Com recursos limitados, essas pessoas são testadas, e vemos durante o livro um exemplo do quão longe o ser humano pode chegar para conseguir o que quer.

Um ponto interessante e que merece destaque é o fato dessa cegueira experenciada não ser apenas física como também moral, visto que os personagens tentam recuperar a visão e também características específicas que fazem com que tornem-se humanos.

Nas palavras de Saramago:

“Este é um livro francamente terrível com o qual eu quero que o leitor sofra tanto como eu sofri ao escrevê-lo. Nele se descreve uma longa tortura. É um livro brutal e violento e é simultaneamente uma das experiências mais dolorosas da minha vida. São 300 páginas de constante aflição. Através da escrita, tentei dizer que não somos bons e que é preciso que tenhamos coragem para reconhecer isso.”

Se você tem interesse em saber mais sobre a obra, existe uma resenha minha mais detalhada sobre o livro e ela está disponível aqui.


  • O senhor das moscas, William Golding.

A história se passa em uma ilha, onde apenas meninos pré-adolescentes habitam, de forma isolada. Isso ocorre como consequência da queda de um avião. Com a necessidade de um líder, os sobreviventes tentam organizar-se para que seja possível viver de forma civilizada.

Porém, não demora muito para que os conflitos comecem e a luta por liderança entre os grupos divididos toma rumos perversos.

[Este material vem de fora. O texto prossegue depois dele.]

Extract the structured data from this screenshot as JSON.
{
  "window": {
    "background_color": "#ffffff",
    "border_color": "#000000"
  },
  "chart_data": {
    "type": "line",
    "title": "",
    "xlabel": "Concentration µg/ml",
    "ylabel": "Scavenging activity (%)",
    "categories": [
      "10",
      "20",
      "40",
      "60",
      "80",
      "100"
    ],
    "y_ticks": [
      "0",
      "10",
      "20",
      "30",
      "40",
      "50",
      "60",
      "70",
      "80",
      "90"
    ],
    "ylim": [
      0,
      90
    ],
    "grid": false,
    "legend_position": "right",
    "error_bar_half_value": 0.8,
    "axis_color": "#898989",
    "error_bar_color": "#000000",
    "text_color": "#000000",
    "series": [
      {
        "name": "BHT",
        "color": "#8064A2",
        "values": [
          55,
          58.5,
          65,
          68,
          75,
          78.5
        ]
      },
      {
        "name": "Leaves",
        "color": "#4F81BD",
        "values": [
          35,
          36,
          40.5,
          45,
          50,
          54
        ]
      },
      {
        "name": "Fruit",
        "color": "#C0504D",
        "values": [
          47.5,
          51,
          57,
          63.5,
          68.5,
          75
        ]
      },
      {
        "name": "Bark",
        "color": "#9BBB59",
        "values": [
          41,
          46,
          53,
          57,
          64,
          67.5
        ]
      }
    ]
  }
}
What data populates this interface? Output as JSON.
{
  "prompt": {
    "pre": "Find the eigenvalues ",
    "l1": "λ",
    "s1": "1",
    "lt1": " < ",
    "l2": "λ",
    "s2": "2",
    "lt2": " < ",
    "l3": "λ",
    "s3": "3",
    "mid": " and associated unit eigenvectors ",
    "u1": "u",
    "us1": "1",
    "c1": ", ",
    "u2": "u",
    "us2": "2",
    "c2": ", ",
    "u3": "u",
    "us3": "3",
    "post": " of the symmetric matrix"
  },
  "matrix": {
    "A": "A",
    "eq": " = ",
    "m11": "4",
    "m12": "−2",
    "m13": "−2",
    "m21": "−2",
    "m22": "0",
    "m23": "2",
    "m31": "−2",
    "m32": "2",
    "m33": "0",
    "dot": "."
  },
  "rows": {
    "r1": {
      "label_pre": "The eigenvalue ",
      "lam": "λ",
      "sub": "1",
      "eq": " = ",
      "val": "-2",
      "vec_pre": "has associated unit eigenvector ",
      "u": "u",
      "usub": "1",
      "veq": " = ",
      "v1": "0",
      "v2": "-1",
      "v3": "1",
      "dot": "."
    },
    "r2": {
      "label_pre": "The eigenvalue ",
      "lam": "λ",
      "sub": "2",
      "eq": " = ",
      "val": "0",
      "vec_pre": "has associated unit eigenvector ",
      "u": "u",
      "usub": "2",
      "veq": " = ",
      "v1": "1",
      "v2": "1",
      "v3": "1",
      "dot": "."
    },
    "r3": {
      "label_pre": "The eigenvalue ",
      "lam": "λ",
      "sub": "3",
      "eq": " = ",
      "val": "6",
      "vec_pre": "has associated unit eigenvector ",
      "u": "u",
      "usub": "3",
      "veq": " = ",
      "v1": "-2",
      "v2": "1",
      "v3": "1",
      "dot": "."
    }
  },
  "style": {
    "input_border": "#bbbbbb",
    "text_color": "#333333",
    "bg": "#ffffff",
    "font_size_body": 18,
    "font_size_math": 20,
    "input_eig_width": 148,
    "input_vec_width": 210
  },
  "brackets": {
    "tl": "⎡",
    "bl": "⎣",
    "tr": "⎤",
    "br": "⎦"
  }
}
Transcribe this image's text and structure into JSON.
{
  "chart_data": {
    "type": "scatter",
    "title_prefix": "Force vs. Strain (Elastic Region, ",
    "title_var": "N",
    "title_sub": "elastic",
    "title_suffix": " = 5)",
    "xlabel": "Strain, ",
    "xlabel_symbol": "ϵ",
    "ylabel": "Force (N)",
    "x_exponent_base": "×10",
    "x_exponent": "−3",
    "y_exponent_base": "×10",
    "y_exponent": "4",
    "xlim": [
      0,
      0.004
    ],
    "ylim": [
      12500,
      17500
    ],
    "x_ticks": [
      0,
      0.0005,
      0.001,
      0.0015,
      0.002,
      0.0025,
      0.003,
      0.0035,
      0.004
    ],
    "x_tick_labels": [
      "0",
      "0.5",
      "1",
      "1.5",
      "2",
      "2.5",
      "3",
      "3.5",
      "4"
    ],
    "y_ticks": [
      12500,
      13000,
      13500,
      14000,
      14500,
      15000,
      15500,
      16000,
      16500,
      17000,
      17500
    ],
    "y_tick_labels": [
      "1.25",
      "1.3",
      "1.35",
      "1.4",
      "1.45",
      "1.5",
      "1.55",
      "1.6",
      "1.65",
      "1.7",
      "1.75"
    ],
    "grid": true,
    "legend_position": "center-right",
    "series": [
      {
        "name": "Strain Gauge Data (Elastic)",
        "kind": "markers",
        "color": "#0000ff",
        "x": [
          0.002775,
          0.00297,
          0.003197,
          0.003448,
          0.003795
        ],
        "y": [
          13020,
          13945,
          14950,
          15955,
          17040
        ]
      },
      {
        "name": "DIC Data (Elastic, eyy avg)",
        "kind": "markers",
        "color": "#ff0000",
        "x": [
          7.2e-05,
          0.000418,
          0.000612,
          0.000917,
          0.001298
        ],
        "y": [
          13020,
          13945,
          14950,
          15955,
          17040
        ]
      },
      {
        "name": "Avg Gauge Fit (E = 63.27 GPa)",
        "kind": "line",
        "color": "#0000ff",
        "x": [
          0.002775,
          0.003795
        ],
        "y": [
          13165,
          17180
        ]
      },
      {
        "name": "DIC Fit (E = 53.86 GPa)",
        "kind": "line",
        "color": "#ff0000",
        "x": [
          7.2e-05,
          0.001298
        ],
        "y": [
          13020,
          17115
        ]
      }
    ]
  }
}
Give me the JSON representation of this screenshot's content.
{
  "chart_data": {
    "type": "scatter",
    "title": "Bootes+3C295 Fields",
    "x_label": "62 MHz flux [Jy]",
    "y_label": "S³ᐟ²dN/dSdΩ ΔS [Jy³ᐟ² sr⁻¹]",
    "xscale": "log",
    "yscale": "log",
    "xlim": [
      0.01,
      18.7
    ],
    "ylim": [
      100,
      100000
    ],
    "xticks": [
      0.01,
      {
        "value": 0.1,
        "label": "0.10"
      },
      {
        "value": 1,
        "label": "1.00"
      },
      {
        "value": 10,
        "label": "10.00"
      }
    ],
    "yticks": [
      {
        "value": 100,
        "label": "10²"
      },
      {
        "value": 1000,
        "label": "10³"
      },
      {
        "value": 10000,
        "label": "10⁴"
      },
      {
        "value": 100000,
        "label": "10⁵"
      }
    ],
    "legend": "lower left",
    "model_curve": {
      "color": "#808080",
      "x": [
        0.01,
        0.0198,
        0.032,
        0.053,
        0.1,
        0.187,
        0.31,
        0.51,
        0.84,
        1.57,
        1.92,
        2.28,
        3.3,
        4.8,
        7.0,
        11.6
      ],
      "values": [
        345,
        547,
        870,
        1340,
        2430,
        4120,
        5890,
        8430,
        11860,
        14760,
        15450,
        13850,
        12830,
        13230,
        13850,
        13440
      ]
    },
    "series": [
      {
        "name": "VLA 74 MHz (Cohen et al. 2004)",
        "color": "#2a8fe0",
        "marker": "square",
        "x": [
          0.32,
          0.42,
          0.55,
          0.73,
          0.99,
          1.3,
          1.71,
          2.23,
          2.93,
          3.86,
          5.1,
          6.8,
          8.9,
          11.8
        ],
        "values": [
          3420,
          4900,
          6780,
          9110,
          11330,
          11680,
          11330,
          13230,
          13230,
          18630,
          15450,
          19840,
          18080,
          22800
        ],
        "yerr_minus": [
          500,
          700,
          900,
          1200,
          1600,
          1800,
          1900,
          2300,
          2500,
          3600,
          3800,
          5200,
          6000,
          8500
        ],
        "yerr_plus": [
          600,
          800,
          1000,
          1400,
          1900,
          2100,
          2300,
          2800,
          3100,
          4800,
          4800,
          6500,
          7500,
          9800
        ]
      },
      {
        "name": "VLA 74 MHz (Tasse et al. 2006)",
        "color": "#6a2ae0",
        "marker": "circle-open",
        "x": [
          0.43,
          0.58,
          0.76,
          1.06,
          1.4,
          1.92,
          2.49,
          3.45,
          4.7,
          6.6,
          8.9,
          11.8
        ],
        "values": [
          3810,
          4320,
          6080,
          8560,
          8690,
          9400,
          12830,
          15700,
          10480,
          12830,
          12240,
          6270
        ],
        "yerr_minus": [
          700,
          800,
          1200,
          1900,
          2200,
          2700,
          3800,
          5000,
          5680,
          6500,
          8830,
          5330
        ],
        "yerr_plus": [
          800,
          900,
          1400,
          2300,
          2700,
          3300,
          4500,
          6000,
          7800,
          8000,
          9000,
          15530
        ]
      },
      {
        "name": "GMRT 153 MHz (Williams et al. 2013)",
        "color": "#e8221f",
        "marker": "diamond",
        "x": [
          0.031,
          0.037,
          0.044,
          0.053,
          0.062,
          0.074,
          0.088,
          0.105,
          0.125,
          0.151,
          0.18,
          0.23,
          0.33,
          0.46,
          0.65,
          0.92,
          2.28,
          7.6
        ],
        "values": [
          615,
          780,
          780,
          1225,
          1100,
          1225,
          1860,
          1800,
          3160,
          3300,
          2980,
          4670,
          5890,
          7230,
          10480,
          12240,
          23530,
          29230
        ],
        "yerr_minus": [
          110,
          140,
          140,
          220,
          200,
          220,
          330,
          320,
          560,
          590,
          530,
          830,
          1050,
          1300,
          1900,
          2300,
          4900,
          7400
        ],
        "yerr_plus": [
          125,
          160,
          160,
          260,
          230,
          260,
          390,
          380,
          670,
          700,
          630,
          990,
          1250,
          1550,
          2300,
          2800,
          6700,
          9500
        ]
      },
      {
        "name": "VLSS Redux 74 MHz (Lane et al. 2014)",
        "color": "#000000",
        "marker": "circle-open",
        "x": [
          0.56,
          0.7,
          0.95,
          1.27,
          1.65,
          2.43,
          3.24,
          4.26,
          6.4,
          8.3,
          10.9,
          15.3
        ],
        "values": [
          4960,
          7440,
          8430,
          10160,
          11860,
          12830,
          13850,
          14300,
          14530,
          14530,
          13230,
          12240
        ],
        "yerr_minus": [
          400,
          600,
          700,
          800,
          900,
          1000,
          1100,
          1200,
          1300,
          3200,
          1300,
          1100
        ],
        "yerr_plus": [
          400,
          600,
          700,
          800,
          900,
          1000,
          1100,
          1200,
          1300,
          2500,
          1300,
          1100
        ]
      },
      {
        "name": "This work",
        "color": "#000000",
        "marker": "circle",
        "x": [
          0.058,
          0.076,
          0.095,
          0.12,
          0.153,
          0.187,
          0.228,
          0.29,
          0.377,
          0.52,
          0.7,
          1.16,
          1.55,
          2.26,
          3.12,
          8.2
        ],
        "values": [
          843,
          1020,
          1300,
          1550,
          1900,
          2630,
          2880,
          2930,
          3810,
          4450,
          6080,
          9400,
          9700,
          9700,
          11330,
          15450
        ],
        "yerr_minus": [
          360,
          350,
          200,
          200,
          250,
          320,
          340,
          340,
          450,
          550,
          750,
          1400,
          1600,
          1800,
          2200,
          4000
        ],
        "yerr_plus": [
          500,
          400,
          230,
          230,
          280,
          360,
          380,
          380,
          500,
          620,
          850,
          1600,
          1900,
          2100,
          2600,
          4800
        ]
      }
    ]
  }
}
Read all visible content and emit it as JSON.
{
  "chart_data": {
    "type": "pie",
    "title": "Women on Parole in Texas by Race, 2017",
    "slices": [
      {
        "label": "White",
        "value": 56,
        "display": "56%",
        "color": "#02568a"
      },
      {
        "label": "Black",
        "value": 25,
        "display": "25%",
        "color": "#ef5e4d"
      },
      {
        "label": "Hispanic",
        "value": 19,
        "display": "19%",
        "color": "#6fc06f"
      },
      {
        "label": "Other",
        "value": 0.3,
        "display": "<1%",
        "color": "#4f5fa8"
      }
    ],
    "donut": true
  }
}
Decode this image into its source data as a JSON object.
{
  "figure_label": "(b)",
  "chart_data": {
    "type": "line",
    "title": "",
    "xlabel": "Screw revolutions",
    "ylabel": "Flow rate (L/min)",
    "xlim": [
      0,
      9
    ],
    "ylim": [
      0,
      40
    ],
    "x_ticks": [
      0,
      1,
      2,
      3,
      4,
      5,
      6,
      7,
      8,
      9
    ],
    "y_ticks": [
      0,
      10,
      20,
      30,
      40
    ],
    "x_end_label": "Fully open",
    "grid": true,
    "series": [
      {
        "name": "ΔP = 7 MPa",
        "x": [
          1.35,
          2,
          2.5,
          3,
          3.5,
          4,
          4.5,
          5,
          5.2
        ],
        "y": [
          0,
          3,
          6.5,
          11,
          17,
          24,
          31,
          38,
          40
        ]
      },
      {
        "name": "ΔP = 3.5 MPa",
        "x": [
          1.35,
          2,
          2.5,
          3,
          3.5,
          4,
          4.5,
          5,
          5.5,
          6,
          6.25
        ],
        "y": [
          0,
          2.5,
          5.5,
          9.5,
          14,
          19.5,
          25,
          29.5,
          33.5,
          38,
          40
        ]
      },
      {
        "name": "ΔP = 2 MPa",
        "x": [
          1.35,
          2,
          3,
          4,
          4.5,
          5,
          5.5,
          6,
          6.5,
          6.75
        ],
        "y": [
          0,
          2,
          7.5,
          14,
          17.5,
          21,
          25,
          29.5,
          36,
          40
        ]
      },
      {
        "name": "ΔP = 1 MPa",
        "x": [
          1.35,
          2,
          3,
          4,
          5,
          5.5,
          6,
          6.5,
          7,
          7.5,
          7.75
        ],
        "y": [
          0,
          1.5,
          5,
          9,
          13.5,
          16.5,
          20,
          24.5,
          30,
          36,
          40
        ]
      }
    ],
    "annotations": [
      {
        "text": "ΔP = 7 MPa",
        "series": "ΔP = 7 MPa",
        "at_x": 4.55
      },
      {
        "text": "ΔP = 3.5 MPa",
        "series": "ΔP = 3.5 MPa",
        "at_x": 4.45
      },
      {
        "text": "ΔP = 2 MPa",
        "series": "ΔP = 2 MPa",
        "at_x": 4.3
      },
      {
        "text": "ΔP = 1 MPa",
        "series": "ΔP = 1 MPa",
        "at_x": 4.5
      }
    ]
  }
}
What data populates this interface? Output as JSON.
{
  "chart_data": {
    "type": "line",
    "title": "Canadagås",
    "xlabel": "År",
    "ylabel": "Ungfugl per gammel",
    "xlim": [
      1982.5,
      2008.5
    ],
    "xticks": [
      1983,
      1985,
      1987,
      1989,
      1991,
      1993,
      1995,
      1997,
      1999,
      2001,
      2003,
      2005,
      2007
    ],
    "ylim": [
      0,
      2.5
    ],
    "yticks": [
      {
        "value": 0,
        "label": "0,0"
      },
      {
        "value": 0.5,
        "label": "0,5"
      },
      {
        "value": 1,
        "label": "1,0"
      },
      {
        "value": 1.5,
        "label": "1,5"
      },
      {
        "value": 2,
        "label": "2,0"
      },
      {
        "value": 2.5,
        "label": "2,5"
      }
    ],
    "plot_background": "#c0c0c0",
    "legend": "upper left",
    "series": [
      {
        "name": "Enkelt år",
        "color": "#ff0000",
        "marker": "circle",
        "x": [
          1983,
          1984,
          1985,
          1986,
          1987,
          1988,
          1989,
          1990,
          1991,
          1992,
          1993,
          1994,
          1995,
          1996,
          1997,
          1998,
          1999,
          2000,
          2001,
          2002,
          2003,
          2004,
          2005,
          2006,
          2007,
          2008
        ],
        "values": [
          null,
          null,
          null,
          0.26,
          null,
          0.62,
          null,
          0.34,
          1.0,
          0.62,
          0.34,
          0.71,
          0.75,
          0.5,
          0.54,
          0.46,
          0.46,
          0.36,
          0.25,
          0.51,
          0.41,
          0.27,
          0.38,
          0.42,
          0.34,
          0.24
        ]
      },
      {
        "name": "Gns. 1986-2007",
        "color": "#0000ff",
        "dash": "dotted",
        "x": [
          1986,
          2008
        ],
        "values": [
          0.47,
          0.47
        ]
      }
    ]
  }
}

“Talvez haja uma besta … talvez sejamos apenas nós.” — O senhor das moscas, William Golding.

O autor estrutura a história em volta do fato de que é impossível evitar a violência, pois ela é encontrada em todo ser humano. O fato dele ter escolhido apenas personagens em idade pré-adolescente mostra claramente isso, que não conseguimos evitar o mal, ele é algo primitivo.

É extremamente interessante acompanhar ao longo da história esse grupo de meninos sucumbirem ao seu lado mais selvagem e violento em busca do poder.

Sem dúvidas, O senhor das moscas é um livro profundo e assustador em diversos níveis.